Die Vorbedingungen sind uns vorgegeben durch die Barriere des eben so erzogenen und zensurierten Bewußtseins; eine ontologische und eine Erkenntniszensur! Balibar nennt den Durchbruch durch starr Bestehendes eine "négativité absolue", die die so Gefangenen befreien könnte; er gehört ins Umfeld der "negativen Theologie" und erinnert an Bacons Konzept der "Reinigung" von allen "idola" am Anfang der Wissenschaftsgeschichte. Bacon nahm "Unreinheit des Geistes" als Ursprung allen Irrtums an, die Natur selbst lüge nie; Beschränktheit, samt allen "Antizipationen", Vorurteilen, "idola", müßten durch sorgfältige "Reinigung des Geistes" aufgehoben werden (Aphorismen, 36,42,69). Selbst-Kritik bei Althusser, ja zerstörerische Kritik der Bewußtseins- und Ego-Illusionen einer kollektiven Halluzination sind so zu verstehen, Aufbrechen einer zum Ding der Außenwelt von Macht und Ware gewordenen Bewußtseins. Ähnlich wie Walter Benjamin, der andere mit Erkenntnis-Chock arbeitende historische Materialist, geht es auch Althusser, etwa in "Das Kapital lesen", um eine "Geschichtspause", um eine "Nicht-Gegenwart", eine Geschichts-Absenz: wie kann die ewige Wiederkehr des Gleichen, die immergleiche Kette von Unterdrückung und Herrschaft und ihr status quo durchbrochen werden? In der Julirevolution wurde auf die Uhren geschossen. Drei Neuformulierungen dazu finden wir bei Althusser, und darin besteht, nach Balibar, Althussers Originalität: erstens: Weil die Verblendung zur Unterdrückung gehört, kann sie, solange diese andauert, nicht aufgehoben werden, sie ist aber immer mehr unserem Bewußtsein entzogen; zweitens: der oben beschriebene Prozeß der "Reinigung", ist eine theoretische Besinnung auf das Unmögliche, Erhellung, daß wir von Betrug und Lüge infiziert, das, was wir nicht sein dürfen und können, als Außenwelt, als Schein der Gegenwart leben müssen; daß drittens die Ursachen dessen, was als Schein da ist, tief ins Unbewußte gedrungen sind, das dieses Unbewußte so als kollektiver Schein Geschichte macht, an den wir alle intimst, aber im Selbstbefehl sozusagen angeschlossen sind und "mitmachen müssen", ob wir wollen oder nicht!

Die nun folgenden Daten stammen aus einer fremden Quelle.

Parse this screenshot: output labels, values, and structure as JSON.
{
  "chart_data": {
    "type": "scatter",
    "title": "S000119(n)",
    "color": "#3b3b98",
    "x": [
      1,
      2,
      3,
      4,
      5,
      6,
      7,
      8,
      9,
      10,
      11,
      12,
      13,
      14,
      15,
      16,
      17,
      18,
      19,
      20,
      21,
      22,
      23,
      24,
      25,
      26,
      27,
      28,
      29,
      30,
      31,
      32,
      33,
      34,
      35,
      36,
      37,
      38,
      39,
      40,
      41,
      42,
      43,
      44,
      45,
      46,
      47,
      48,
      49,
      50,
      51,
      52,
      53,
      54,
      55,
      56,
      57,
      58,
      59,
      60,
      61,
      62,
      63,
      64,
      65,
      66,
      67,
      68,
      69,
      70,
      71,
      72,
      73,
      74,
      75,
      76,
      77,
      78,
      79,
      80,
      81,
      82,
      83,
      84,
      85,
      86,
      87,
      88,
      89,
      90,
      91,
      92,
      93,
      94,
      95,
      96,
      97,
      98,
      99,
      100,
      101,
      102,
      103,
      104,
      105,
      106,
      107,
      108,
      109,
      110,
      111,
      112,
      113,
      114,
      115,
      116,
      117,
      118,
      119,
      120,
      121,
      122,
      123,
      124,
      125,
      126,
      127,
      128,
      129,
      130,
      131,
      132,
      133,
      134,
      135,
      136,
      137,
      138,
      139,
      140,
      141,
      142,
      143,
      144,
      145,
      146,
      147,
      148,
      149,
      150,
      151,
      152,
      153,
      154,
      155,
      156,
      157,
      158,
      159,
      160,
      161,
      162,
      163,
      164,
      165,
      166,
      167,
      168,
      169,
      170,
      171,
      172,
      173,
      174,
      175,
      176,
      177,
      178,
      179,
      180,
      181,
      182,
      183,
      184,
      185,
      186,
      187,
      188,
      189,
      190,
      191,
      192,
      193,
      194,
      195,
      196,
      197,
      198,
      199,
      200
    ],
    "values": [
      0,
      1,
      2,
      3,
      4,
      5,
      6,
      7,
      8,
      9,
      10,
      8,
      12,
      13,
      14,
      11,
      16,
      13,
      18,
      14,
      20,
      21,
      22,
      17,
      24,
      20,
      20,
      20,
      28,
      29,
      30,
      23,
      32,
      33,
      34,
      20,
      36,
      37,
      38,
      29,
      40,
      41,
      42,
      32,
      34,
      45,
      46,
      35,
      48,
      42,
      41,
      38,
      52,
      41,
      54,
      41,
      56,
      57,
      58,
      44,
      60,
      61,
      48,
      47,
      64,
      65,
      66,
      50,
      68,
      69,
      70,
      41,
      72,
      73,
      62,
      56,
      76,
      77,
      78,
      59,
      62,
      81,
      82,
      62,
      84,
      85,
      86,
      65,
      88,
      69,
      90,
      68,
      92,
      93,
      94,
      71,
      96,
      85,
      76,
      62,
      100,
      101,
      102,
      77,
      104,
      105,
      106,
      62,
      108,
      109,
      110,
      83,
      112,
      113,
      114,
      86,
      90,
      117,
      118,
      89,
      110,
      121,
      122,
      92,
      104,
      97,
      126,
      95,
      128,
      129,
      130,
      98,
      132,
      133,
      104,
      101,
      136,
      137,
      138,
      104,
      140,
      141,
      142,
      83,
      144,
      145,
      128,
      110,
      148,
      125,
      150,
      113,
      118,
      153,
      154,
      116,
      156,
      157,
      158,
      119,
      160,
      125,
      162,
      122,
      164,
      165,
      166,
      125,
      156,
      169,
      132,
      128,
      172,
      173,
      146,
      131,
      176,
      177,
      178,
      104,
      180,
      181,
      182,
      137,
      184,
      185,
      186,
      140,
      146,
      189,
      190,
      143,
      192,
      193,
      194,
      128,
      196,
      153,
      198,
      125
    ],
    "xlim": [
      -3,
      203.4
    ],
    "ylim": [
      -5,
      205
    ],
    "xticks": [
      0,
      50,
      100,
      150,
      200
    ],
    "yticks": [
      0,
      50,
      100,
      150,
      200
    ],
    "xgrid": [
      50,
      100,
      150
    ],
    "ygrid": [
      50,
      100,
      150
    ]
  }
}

Es gab eben nicht nur rote Staatsdiener oder Denksklaven. Möglicherweise griff die Selbstkritik des nicht staatlich gebundenen seriösen marxistischen Denkens in seiner Schärfe am gnadenlosesten und bis zur Selbstzerstörung an die reale Grundverfassung der Erkenntnis. Bei Walter Benjamin war es die schon früh vorgenommene Dekonstruktion der "Fortschritts"-Teleologie im starren Blick seines "Engels". Beim unglücklichen Philosophen Althusser hatte die Entdeckung, daß jede Verbindung zum "Realen" "Imagination" und vereinzelt sein muß, es eigentlich keinen Halt mehr geben kann, möglicherweise zum Wahnsinn geführt. Auch Althusser ging vom radikalen Illusionsverbot aus und endete (1980) als Mörder seiner Frau Hélène in der Heilanstalt. Die totale Entlarvung des alten "Realen" ist menschenunmöglich und schlichtweg nicht zu ertragen.